Turkey's Customs Union with the EU has also been mentioned as a possible alternative but a vastly inferior one to the Norwegian or Swiss models. (See Hugo Dixon, “Turkish Option: A Second-rate Customs Union.”) The reason is that Turkey's Customs Union covers trade only in goods, not services or finance. It also does not include any say on the rules that govern the production of goods even as it requires Turkey (or any other country with a similar arrangement) to follow the EU's rules in those regards.

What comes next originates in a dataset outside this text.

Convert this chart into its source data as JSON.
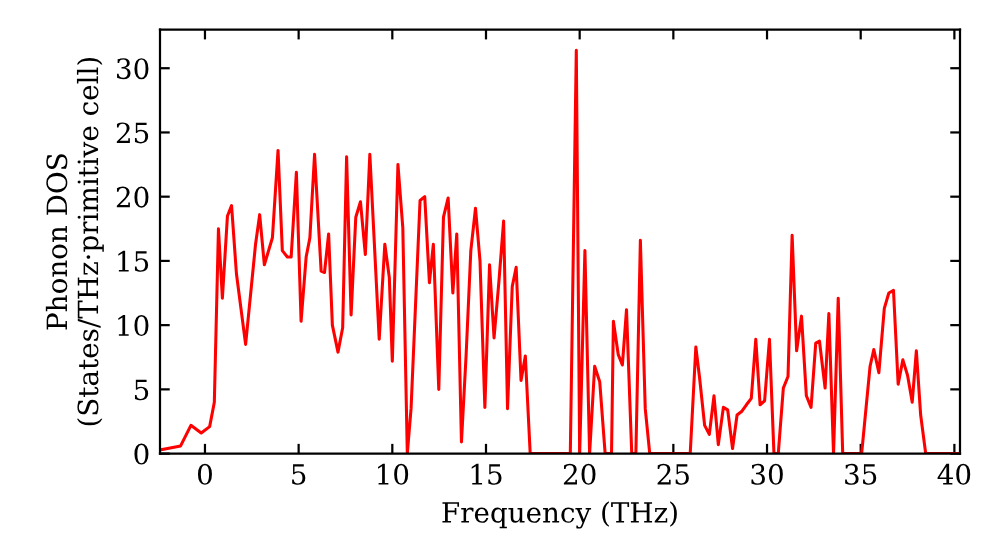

Could we envisage a scenario which helps to produce agreements for both Great Britain and Turkey that are better than the alternatives that are currently available? Judging from the hardline speeches that are emanating from the current EU authorities toward Great Britain, this seems unlikely at the moment. But Brexit itself together with the refugee crisis and the issue of immigration more broadly have shown that the current EU structures are themselves brittle and subject to great external stresses. Great Britain is currently the second largest economy in the EU and has vast reservoirs of strength in finance, trade, and soft power. Likewise, Turkey is an emerging mid-power and is unique among its regional and cultural peers in terms of possessing a diversified and industrialized economy, a dynamic and relatively well educated young society, and stability that comes from a history of institutional development and reform stretching back at least 200 years. Could the existence of such potentially powerful yet unique partners lead the EU to devise new forms of association that increase the benefits for all concerned, and that account for the changing configuration of global economic and political power? The answers to such questions will undoubtedly be a topic of strong debate in future months and years.